4. Não posso deixar de pensar, neste momento, também na série interminável de sacerdotes de Bréscia que vos precedem e a vossa geração, e que agora gozam no Paraíso o prémio preparado para os servos bons e fiéis. Sois os herdeiros e os continuadores de uma maravilhosa tradição de presbíteros, que na fidelidade a Cristo e à Igreja, souberam dar vida a uma típica figura de sacerdote, laborioso, genial, pronto ao sacrifício, obediente ao Bispo, sempre junto da própria gente para com ela partilhar a vida, os sofrimentos, as alegrias, os acontecimentos gratos e tristes, sempre preocupado por que a religião fosse fermento também de vida civil e social.

Não abandoneis esta tradição. Ela continua a dar frutos copiosos. O vosso Seminário não conheceu a crise devastadora que infelizmente se verificou noutras partes. O número anual de ordenados é ainda bom. Sinto-me profundamento satisfeito com isso, e agradeço-vos tudo o que fazeis com uma pastoral das vocações bem fundada e oportunamente renovada. Mas não vos esqueçais de que tudo isto é devido, em medida decisiva, a uma tradição que é um "tesouro precioso", como vos disse o próprio Paulo VI, que "nos traz quanto de bom a experiência, o exemplo, a prudência, o carácter peculiar de um povo, de um costume deixam por herança de geração em geração" (Insegnamenti, vol. VIII, Junho de 1970, p. 603).

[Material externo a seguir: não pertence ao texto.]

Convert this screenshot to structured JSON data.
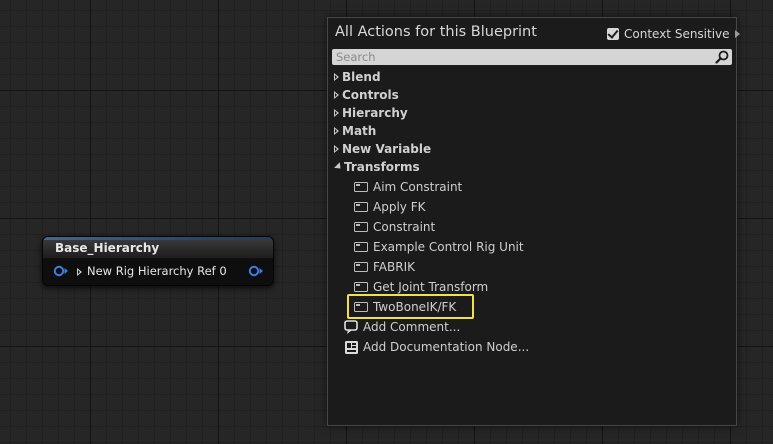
{
  "node": {
    "title": "Base_Hierarchy",
    "pin_label": "New Rig Hierarchy Ref 0"
  },
  "menu": {
    "title": "All Actions for this Blueprint",
    "context_sensitive_label": "Context Sensitive",
    "context_sensitive_checked": true,
    "search": {
      "placeholder": "Search",
      "value": ""
    },
    "categories": [
      {
        "label": "Blend",
        "expanded": false
      },
      {
        "label": "Controls",
        "expanded": false
      },
      {
        "label": "Hierarchy",
        "expanded": false
      },
      {
        "label": "Math",
        "expanded": false
      },
      {
        "label": "New Variable",
        "expanded": false
      },
      {
        "label": "Transforms",
        "expanded": true
      }
    ],
    "transform_actions": [
      {
        "label": "Aim Constraint"
      },
      {
        "label": "Apply FK"
      },
      {
        "label": "Constraint"
      },
      {
        "label": "Example Control Rig Unit"
      },
      {
        "label": "FABRIK"
      },
      {
        "label": "Get Joint Transform"
      },
      {
        "label": "TwoBoneIK/FK",
        "highlighted": true
      }
    ],
    "utilities": [
      {
        "label": "Add Comment...",
        "icon": "comment-icon"
      },
      {
        "label": "Add Documentation Node...",
        "icon": "documentation-icon"
      }
    ]
  },
  "colors": {
    "highlight": "#f2e04a",
    "exec_pin": "#3f7de0",
    "graph_background": "#262626",
    "menu_background": "#1b1b1b"
  }
}
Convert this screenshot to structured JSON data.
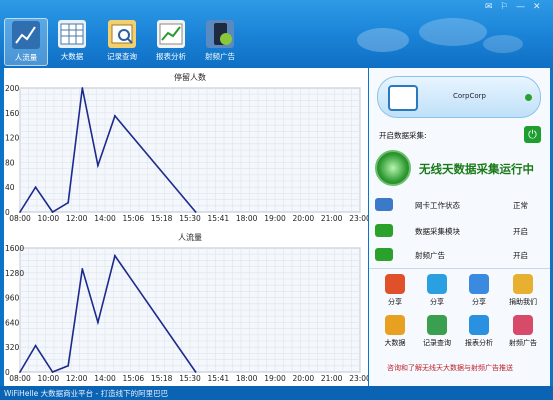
{
  "window": {
    "controls": [
      "✉",
      "⚐",
      "—",
      "✕"
    ]
  },
  "toolbar": {
    "items": [
      {
        "label": "人流量",
        "active": true,
        "color": "#2f6fb0"
      },
      {
        "label": "大数据",
        "active": false,
        "color": "#e8f0f8"
      },
      {
        "label": "记录查询",
        "active": false,
        "color": "#f2d070"
      },
      {
        "label": "报表分析",
        "active": false,
        "color": "#f3f3f3"
      },
      {
        "label": "射频广告",
        "active": false,
        "color": "#5a8ac0"
      }
    ]
  },
  "charts": [
    {
      "title": "停留人数",
      "yticks": [
        "200",
        "160",
        "120",
        "80",
        "40",
        "0"
      ],
      "xticks": [
        "08:00",
        "10:00",
        "12:00",
        "14:00",
        "15:06",
        "15:18",
        "15:30",
        "15:41",
        "18:00",
        "19:00",
        "20:00",
        "21:00",
        "23:00"
      ]
    },
    {
      "title": "人流量",
      "yticks": [
        "1600",
        "1280",
        "960",
        "640",
        "320",
        "0"
      ],
      "xticks": [
        "08:00",
        "10:00",
        "12:00",
        "14:00",
        "15:06",
        "15:18",
        "15:30",
        "15:41",
        "18:00",
        "19:00",
        "20:00",
        "21:00",
        "23:00"
      ]
    }
  ],
  "chart_data": [
    {
      "type": "line",
      "title": "停留人数",
      "categories": [
        "08:00",
        "10:00",
        "12:00",
        "14:00",
        "15:06",
        "15:18",
        "15:30",
        "15:41",
        "18:00",
        "19:00",
        "20:00",
        "21:00",
        "23:00"
      ],
      "x": [
        0,
        0.55,
        1.15,
        1.7,
        2.2,
        2.75,
        3.35,
        6.2
      ],
      "y": [
        0,
        40,
        0,
        15,
        200,
        75,
        155,
        0
      ],
      "ylim": [
        0,
        200
      ],
      "color": "#1c2a8c"
    },
    {
      "type": "line",
      "title": "人流量",
      "categories": [
        "08:00",
        "10:00",
        "12:00",
        "14:00",
        "15:06",
        "15:18",
        "15:30",
        "15:41",
        "18:00",
        "19:00",
        "20:00",
        "21:00",
        "23:00"
      ],
      "x": [
        0,
        0.55,
        1.15,
        1.7,
        2.2,
        2.75,
        3.35,
        6.2
      ],
      "y": [
        0,
        340,
        0,
        80,
        1330,
        640,
        1500,
        0
      ],
      "ylim": [
        0,
        1600
      ],
      "color": "#1c2a8c"
    }
  ],
  "right": {
    "router_name": "CorpCorp",
    "collect_label": "开启数据采集:",
    "power_symbol": "⏻",
    "running_text": "无线天数据采集运行中",
    "status_rows": [
      {
        "name": "网卡工作状态",
        "value": "正常",
        "icon_color": "#3a7ac8"
      },
      {
        "name": "数据采集模块",
        "value": "开启",
        "icon_color": "#2aa12a"
      },
      {
        "name": "射频广告",
        "value": "开启",
        "icon_color": "#2aa12a"
      }
    ],
    "apps_row1": [
      {
        "label": "分享",
        "color": "#e0502a"
      },
      {
        "label": "分享",
        "color": "#2aa0e0"
      },
      {
        "label": "分享",
        "color": "#3a8ae0"
      },
      {
        "label": "捐助我们",
        "color": "#e8b030"
      }
    ],
    "apps_row2": [
      {
        "label": "大数据",
        "color": "#e8a020"
      },
      {
        "label": "记录查询",
        "color": "#3aa050"
      },
      {
        "label": "报表分析",
        "color": "#2a90e0"
      },
      {
        "label": "射频广告",
        "color": "#d84a6a"
      }
    ],
    "promo_text": "咨询和了解无线天大数据与射频广告推送"
  },
  "statusbar": {
    "text": "WiFiHelle 大数据商业平台 - 打造线下的阿里巴巴"
  }
}
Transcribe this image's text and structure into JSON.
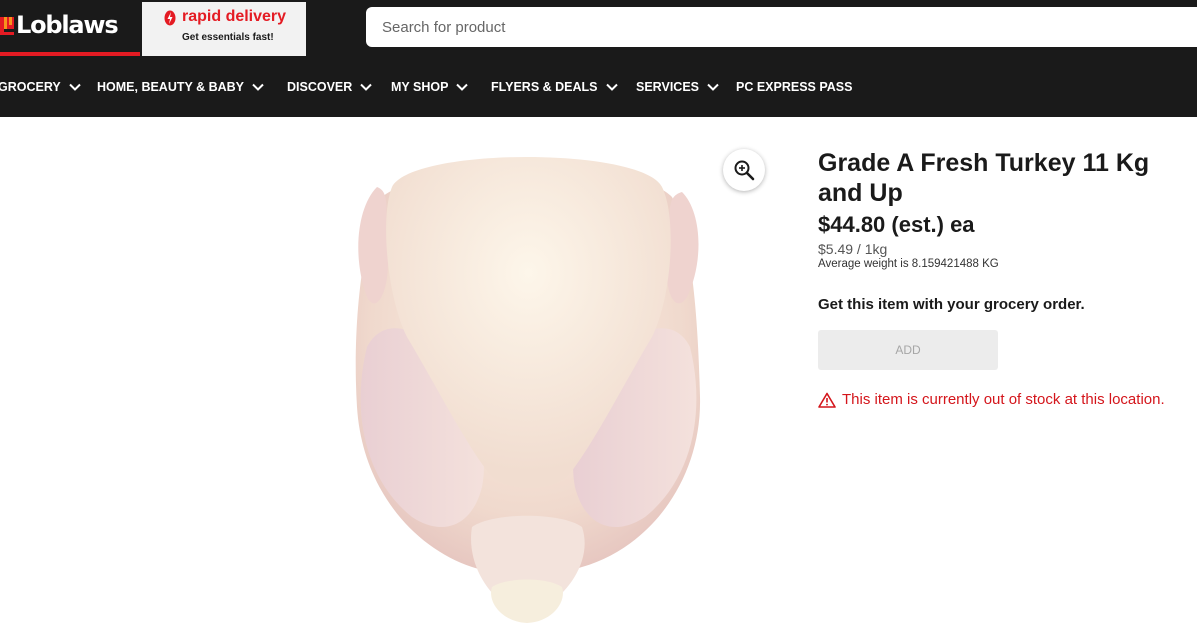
{
  "header": {
    "logo_text": "Loblaws",
    "rapid_title": "rapid delivery",
    "rapid_subtitle": "Get essentials fast!",
    "search_placeholder": "Search for product",
    "colors": {
      "header_bg": "#1a1a1a",
      "brand_red": "#e41b23"
    }
  },
  "nav": {
    "items": [
      {
        "label": "GROCERY",
        "has_dropdown": true
      },
      {
        "label": "HOME, BEAUTY & BABY",
        "has_dropdown": true
      },
      {
        "label": "DISCOVER",
        "has_dropdown": true
      },
      {
        "label": "MY SHOP",
        "has_dropdown": true
      },
      {
        "label": "FLYERS & DEALS",
        "has_dropdown": true
      },
      {
        "label": "SERVICES",
        "has_dropdown": true
      },
      {
        "label": "PC EXPRESS PASS",
        "has_dropdown": false
      }
    ]
  },
  "product": {
    "image_icon": "whole-raw-turkey",
    "zoom_icon": "zoom-in-icon",
    "title": "Grade A Fresh Turkey 11 Kg and Up",
    "price": "$44.80 (est.) ea",
    "unit_price": "$5.49 / 1kg",
    "average_weight": "Average weight is 8.159421488 KG",
    "get_item_text": "Get this item with your grocery order.",
    "add_label": "ADD",
    "out_of_stock": "This item is currently out of stock at this location.",
    "colors": {
      "warning": "#d4151b",
      "add_disabled_bg": "#ececec"
    }
  }
}
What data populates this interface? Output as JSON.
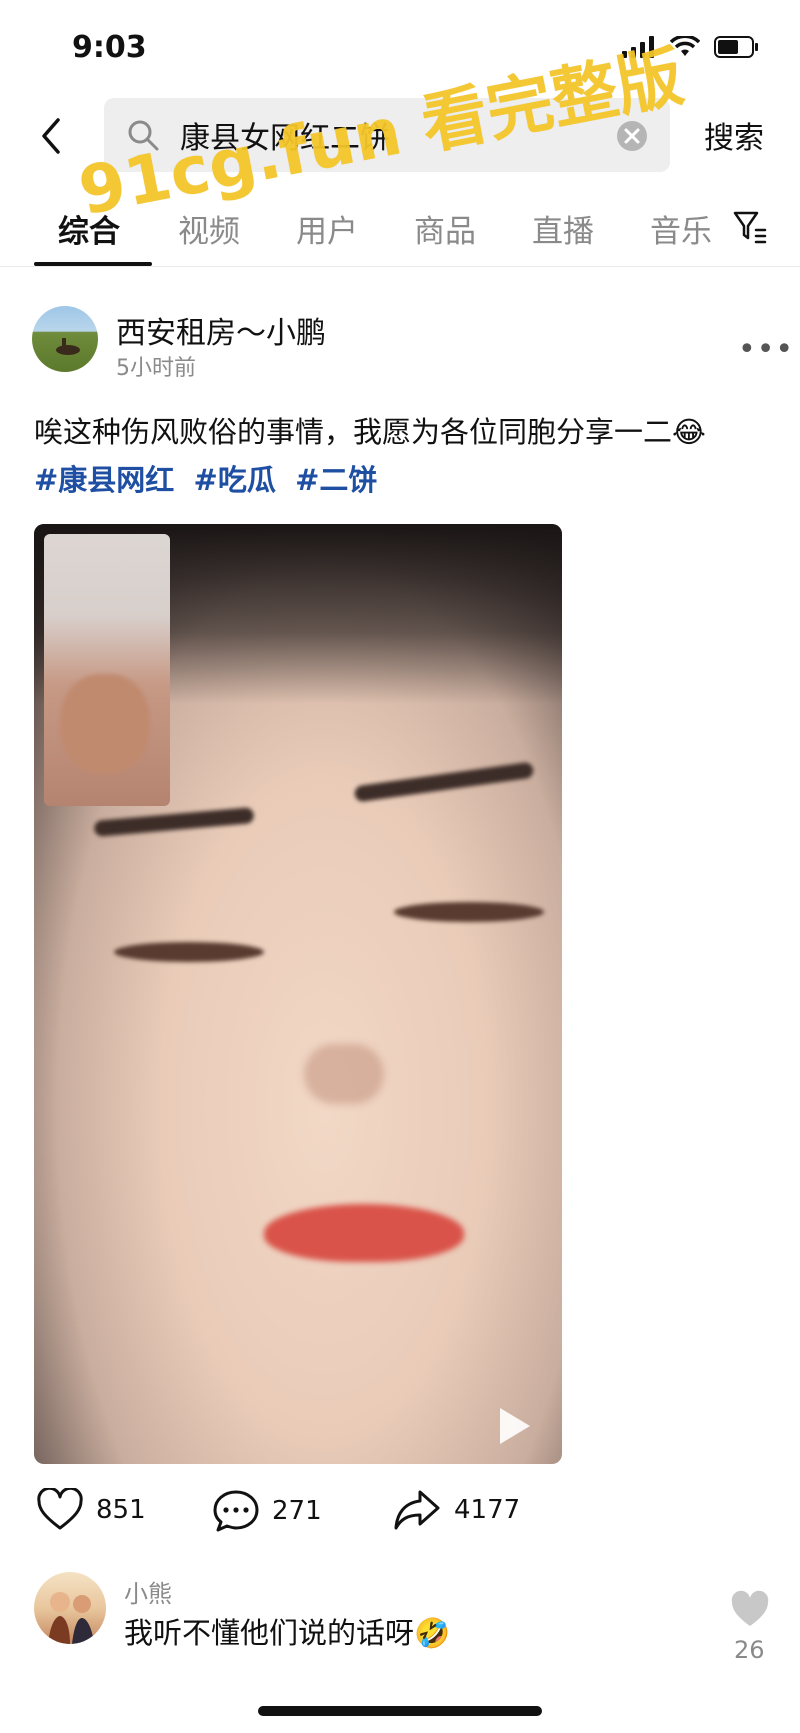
{
  "status_bar": {
    "time": "9:03"
  },
  "search": {
    "query": "康县女网红二饼",
    "button_label": "搜索"
  },
  "tabs": [
    {
      "label": "综合",
      "active": true
    },
    {
      "label": "视频",
      "active": false
    },
    {
      "label": "用户",
      "active": false
    },
    {
      "label": "商品",
      "active": false
    },
    {
      "label": "直播",
      "active": false
    },
    {
      "label": "音乐",
      "active": false
    }
  ],
  "post": {
    "author": "西安租房～小鹏",
    "time_ago": "5小时前",
    "text": "唉这种伤风败俗的事情，我愿为各位同胞分享一二😂",
    "hashtags": [
      "#康县网红",
      "#吃瓜",
      "#二饼"
    ],
    "likes": "851",
    "comments": "271",
    "shares": "4177"
  },
  "comment": {
    "user": "小熊",
    "text": "我听不懂他们说的话呀🤣",
    "likes": "26"
  },
  "watermark": "91cg.fun 看完整版",
  "colors": {
    "hashtag": "#1f4fa3",
    "watermark": "#f4c62a",
    "muted": "#8a8a8a"
  }
}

Paulo VI recordou sempre os sacerdotes que o tinham educado, e aqueles que tinha conhecido no exercício de um apostolado que radicou profundamente a fé na vossa gente. Como não falar daqueles por ele frequentemente evocados? Mons. Mosé Tovini, Mons. Defendente Salvetti, Mons. Giorgio Bazzani, Padre Peppino Tedeschi, Padre Paolo Caresana, Padre Ottorino Mascolini, Mons. Pietro Raggi, Mons Giovanni Marcoli, Mons. Angelo Zammarchi, Padre Battista Zuaboni, e, primeiro de todos, o amigo e mestre Padre Giulio Bevilacqua, futuro cardeal? São nomes para vós muito conhecidos. São sacerdotes que iluminam como uma constelação a vossa mais próxima tradição, da qual ainda sentis a benéfica influência. Sem dúvida Paulo VI pensava neles quando, na Mensagem aos sacerdotes, no fim do Ano da fé, escrevia: "O padre é, de per si, o sinal do amor de Cristo para com a humanidade, e o testemunho da medida total com que a Igreja procura realizar aquele amor, que chega até à cruz" (Insegnamenti, vol. VI, 1968, p. 315).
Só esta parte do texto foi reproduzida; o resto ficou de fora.